Une manifestation, mille revendications

La pluie n’a pas suffi à arrêter les nombreux manifestants qui rejoignent la Place des Carmes ce mardi matin aux alentours de 10h. À l’appel, la CGT, SUD, FO, l’UNEF et FSU-SNUipp. Le rendez-vous est donné devant le nouveau siège de Michelin. Ça tombe bien, certains salariés de l’usine sont là. « Pas d’argent public pour supprimer des emplois et engraisser des actionnaires », peut-on lire sur leur banderole.

Intersyndicale et interprofessionnelle

Ils sont là comme de très nombreuses professions. Quand le cortège démarre, on les aperçoit depuis tout en haut, sur le viaduc des Carmes. Aujourd’hui, ce qui se distingue sur les lèvres et les pancartes, ce sont les conditions de vie. Par conséquent, les salaires. La revendication vaut pour la fonction publique en générale mais nous croisons Xavier, ouvrier au CHU de Clermont-Ferrand. « Moi je suis ouvrier, je travaille à la blanchisserie mais on est là pour représenter ouvriers et soignants. On vient défendre les salaires et les effectifs dans l’hôpital public. Même prendre des vacances, c’est impossible car on est trop peu. On veut plus de reconnaissance tout simplement ».

Les syndicats de l’enseignement et de nombreux étudiants eux-mêmes sont venus dénoncer la précarité des jeunes. Pour eux aussi, les conditions de vie doivent s’améliorer alors que cette année, 48% des étudiants ont déclaré sauter des repas selon l’Observatoire national de la vie étudiante. « Cette année, on voit une aggravation des conditions de vie des étudiants. Et à la fac, c’est pareil, il n’y a pas assez de places, pas assez de profs, pas assez de moyens et donc, des options en moins », nous confiait un étudiant croisé dans le cortège.

Un constat que tous partagent mais la précarité ne concerne malheureusement pas que les jeunes. Rémi est venu avec la CGT. Il travaille pour EDF-GDF. D’abord, il est venu pour défendre les emplois et les salaires dans l’industrie électrique et gazière. « Mais surtout, on veut un abaissement de la facture pour les usagers avec une baisse des taxes. On défend un service public et c’est un produit de première nécessité ! Avec ces prix, ça devient trop difficile pour les personnes précaires », explique ce dernier.

Le retour des luttes

Penser à soi mais aussi aux autres. À tous. C’est l’esprit du jour. La rentrée syndicale et la rentrée des luttes après un été en boucle sur le pass sanitaire et une reprise confisquée par la folie médiatique autour d’Éric Zemmour à six mois de la présidentielle. Des causes à défendre, il y en avait.
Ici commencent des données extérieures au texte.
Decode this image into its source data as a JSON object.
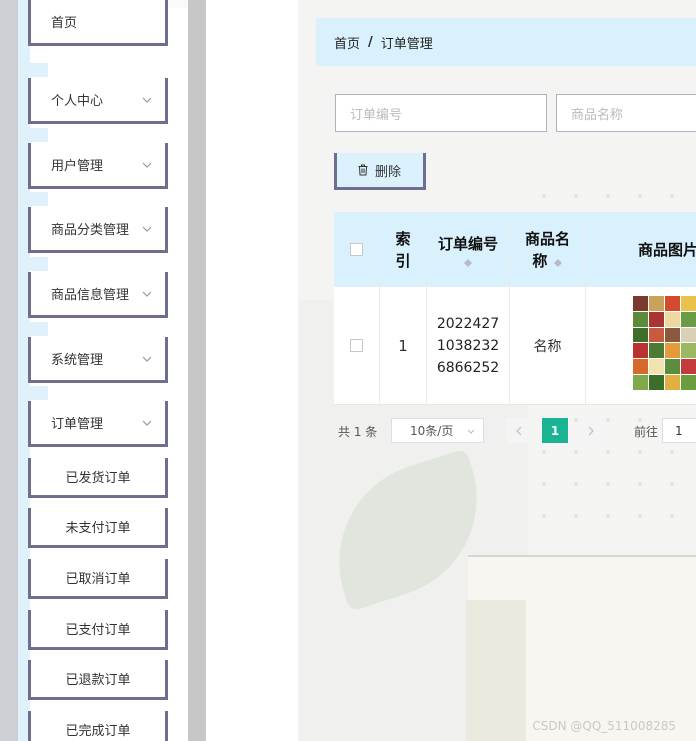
{
  "sidebar": {
    "menu": [
      {
        "label": "首页",
        "has_chevron": false
      },
      {
        "label": "个人中心",
        "has_chevron": true
      },
      {
        "label": "用户管理",
        "has_chevron": true
      },
      {
        "label": "商品分类管理",
        "has_chevron": true
      },
      {
        "label": "商品信息管理",
        "has_chevron": true
      },
      {
        "label": "系统管理",
        "has_chevron": true
      },
      {
        "label": "订单管理",
        "has_chevron": true
      }
    ],
    "submenu": [
      "已发货订单",
      "未支付订单",
      "已取消订单",
      "已支付订单",
      "已退款订单",
      "已完成订单"
    ]
  },
  "breadcrumb": {
    "home": "首页",
    "separator": "/",
    "current": "订单管理"
  },
  "search": {
    "order_no_placeholder": "订单编号",
    "product_name_placeholder": "商品名称"
  },
  "toolbar": {
    "delete_label": "删除"
  },
  "table": {
    "headers": {
      "index_line1": "索",
      "index_line2": "引",
      "order_no": "订单编号",
      "product_name_line1": "商品名",
      "product_name_line2": "称",
      "product_image": "商品图片"
    },
    "rows": [
      {
        "index": "1",
        "order_no_line1": "2022427",
        "order_no_line2": "1038232",
        "order_no_line3": "6866252",
        "product_name": "名称"
      }
    ]
  },
  "pagination": {
    "total_text": "共 1 条",
    "page_size": "10条/页",
    "current_page": "1",
    "goto_label": "前往",
    "goto_value": "1"
  },
  "watermark": "CSDN @QQ_511008285",
  "colors": {
    "accent": "#1ab394",
    "header_bg": "#d9f1fd",
    "border_dark": "#6e6e8e"
  }
}
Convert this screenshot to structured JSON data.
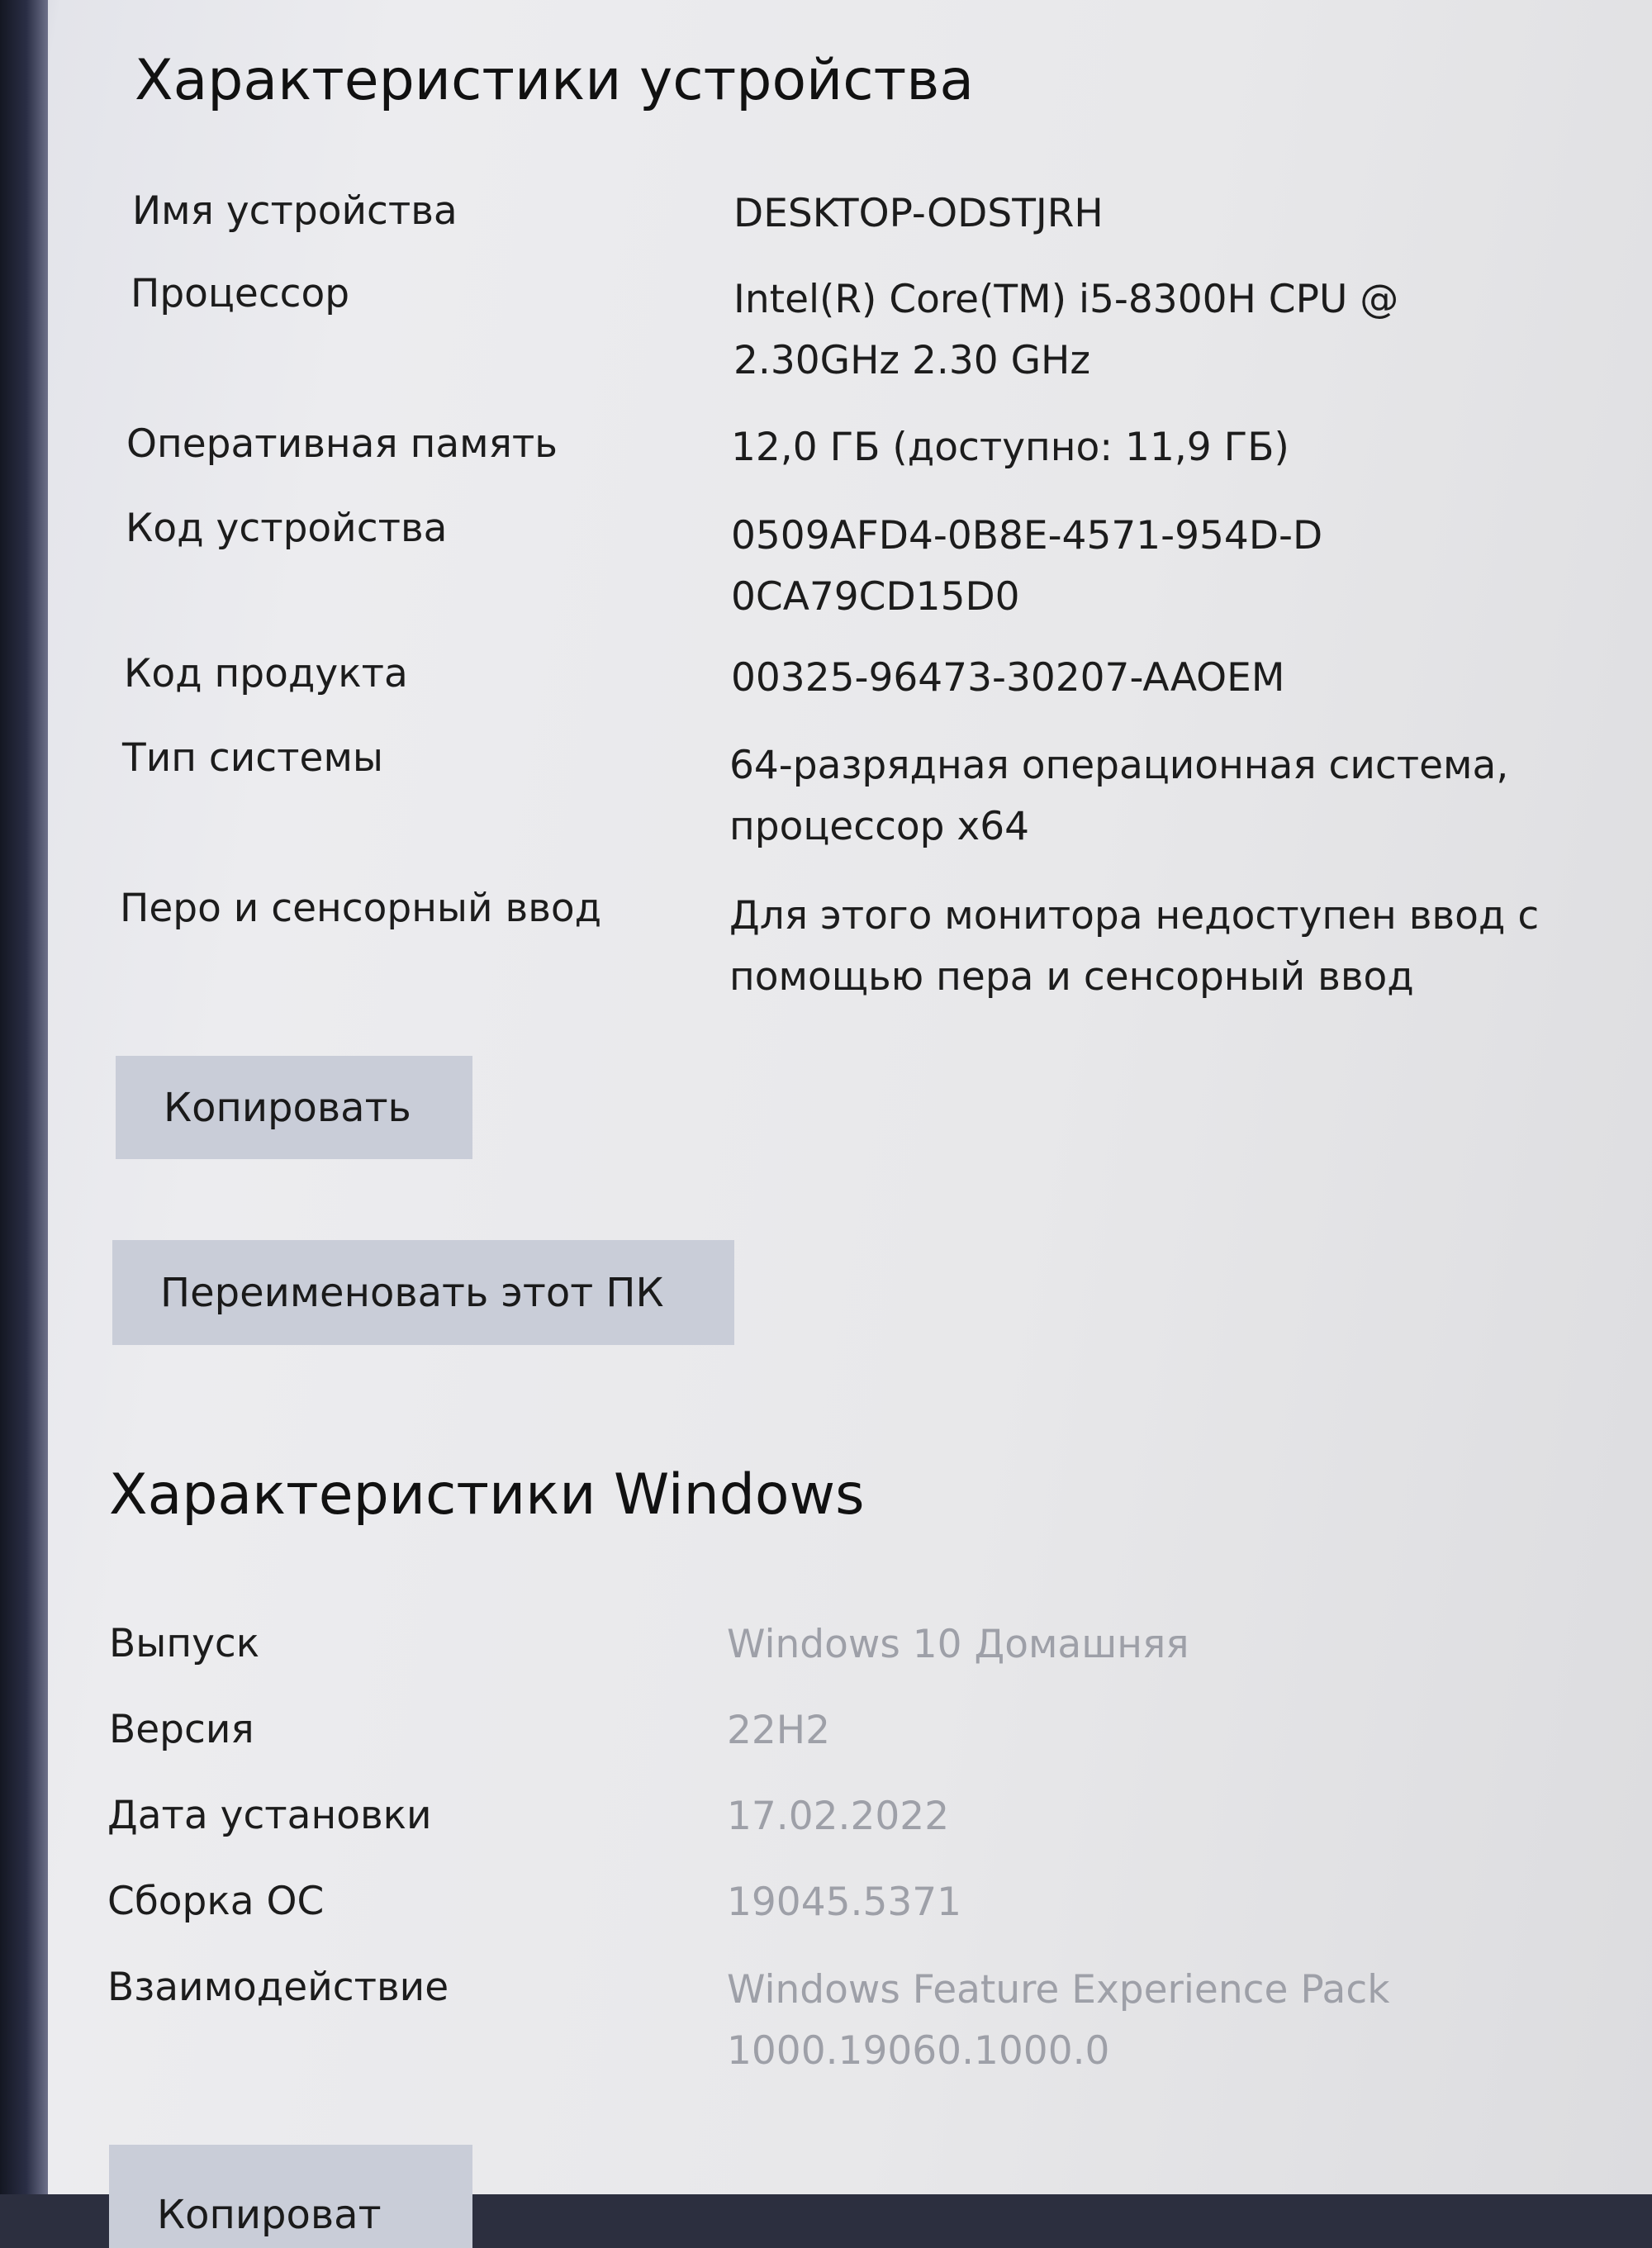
{
  "device_specs": {
    "title": "Характеристики устройства",
    "rows": [
      {
        "label": "Имя устройства",
        "value": "DESKTOP-ODSTJRH"
      },
      {
        "label": "Процессор",
        "value": "Intel(R) Core(TM) i5-8300H CPU @ 2.30GHz   2.30 GHz"
      },
      {
        "label": "Оперативная память",
        "value": "12,0 ГБ (доступно: 11,9 ГБ)"
      },
      {
        "label": "Код устройства",
        "value": "0509AFD4-0B8E-4571-954D-D0CA79CD15D0"
      },
      {
        "label": "Код продукта",
        "value": "00325-96473-30207-AAOEM"
      },
      {
        "label": "Тип системы",
        "value": "64-разрядная операционная система, процессор x64"
      },
      {
        "label": "Перо и сенсорный ввод",
        "value": "Для этого монитора недоступен ввод с помощью пера и сенсорный ввод"
      }
    ],
    "copy_button": "Копировать",
    "rename_button": "Переименовать этот ПК"
  },
  "windows_specs": {
    "title": "Характеристики Windows",
    "rows": [
      {
        "label": "Выпуск",
        "value": "Windows 10 Домашняя"
      },
      {
        "label": "Версия",
        "value": "22H2"
      },
      {
        "label": "Дата установки",
        "value": "17.02.2022"
      },
      {
        "label": "Сборка ОС",
        "value": "19045.5371"
      },
      {
        "label": "Взаимодействие",
        "value": "Windows Feature Experience Pack 1000.19060.1000.0"
      }
    ],
    "copy_button": "Копироват"
  }
}
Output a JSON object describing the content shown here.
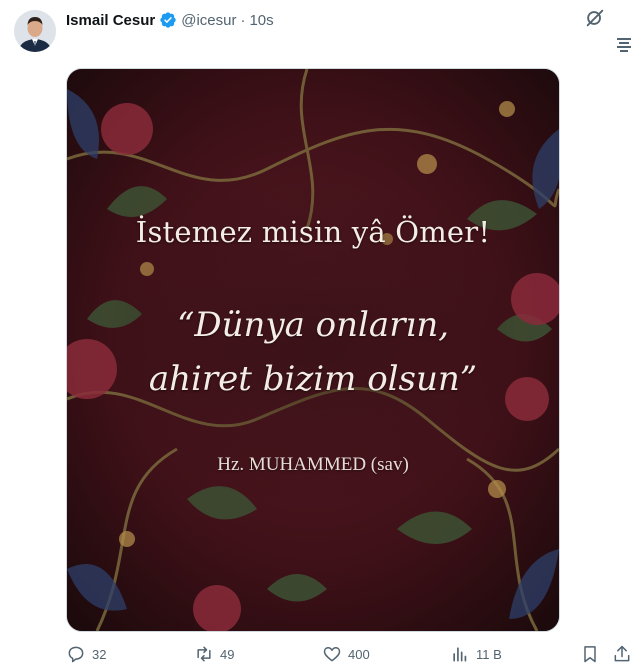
{
  "tweet": {
    "author_name": "Ismail Cesur",
    "handle": "@icesur",
    "separator": "·",
    "time": "10s",
    "verified_color": "#1d9bf0"
  },
  "image_text": {
    "line1": "İstemez misin yâ Ömer!",
    "line2": "“Dünya onların,",
    "line3": "ahiret bizim olsun”",
    "author": "Hz. MUHAMMED (sav)"
  },
  "actions": {
    "replies": "32",
    "reposts": "49",
    "likes": "400",
    "views": "11 B"
  },
  "icons": {
    "grok": "grok-icon",
    "more": "more-icon",
    "reply": "reply-icon",
    "repost": "repost-icon",
    "like": "heart-icon",
    "views": "views-icon",
    "bookmark": "bookmark-icon",
    "share": "share-icon"
  }
}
EDF était là, Michelin et le CHU. On a aussi croisé du personnel de la mairie de Lezoux et des gens de tout le territoire. L’AIA, les finances publiques et l’ADAPEI 63.

Bien sûr, les professeurs ont battu le pavé accompagnés de tout le personnel de l’Éducation nationale. Eux sont déjà dans la rue depuis des semaines pour contester la réforme du bac, demander plus de moyens et de bras. Après la traversée de l’Avenue d’Italie, la manifestation est passée devant Jeanne d’Arc et Blaise Pascal. « Nous étions tous à Blaise Pascal » chantait les étudiants au mégaphone.

D’autres chantaient « L’assurance chômage, on en veut pas! ». Alors que de nouvelles règles relatives à l’indemnisation des demandeurs d’emplois sont entrées en vigueur vendredi 1er octobre, nombreux sont ceux qui ont montré leur opposition. En effet, la réforme change le mode de calcul des droits qui vont chuter pour beaucoup de personnes afin, selon le gouvernement, « d’encourager » le retour à l’emploi. La période de travail permettant l’ouverture de droits à l’assurance-chômage sera également allongée pour ceux qui enchainent CDD et missions d’intérim.

Enfin, sur les banderoles, la réforme des retraites est aussi une cible. Avant d’atteindre la place de Jaude, Xavier le blanchisseur nous explique : « Je fais un métier avec de la pénibilité. Normalement je pourrai partir à 57 ans mais avec la réforme, ça sera 62. Pour certains ou certaines collègues qui sont à 80% pour différentes raisons, ils devront pousser jusqu’à 64 ans pour éviter la décote ».

Plus de sens et plus de poids

Sous les chants de chaque camion qui escorte chaque syndicat, les manifestants arrivent déterminés sur la grande place. C’est le moment des prises de parole et de tous se retrouver. À Clermont-Ferrand, ils étaient plus de 2000. Dans toutes la France, les cortèges se sont multipliés pour profiter de la solidarité entre les professions. Aujourd’hui, tous l’ont dit : ensemble, les messages ont plus de sens et plus de poids.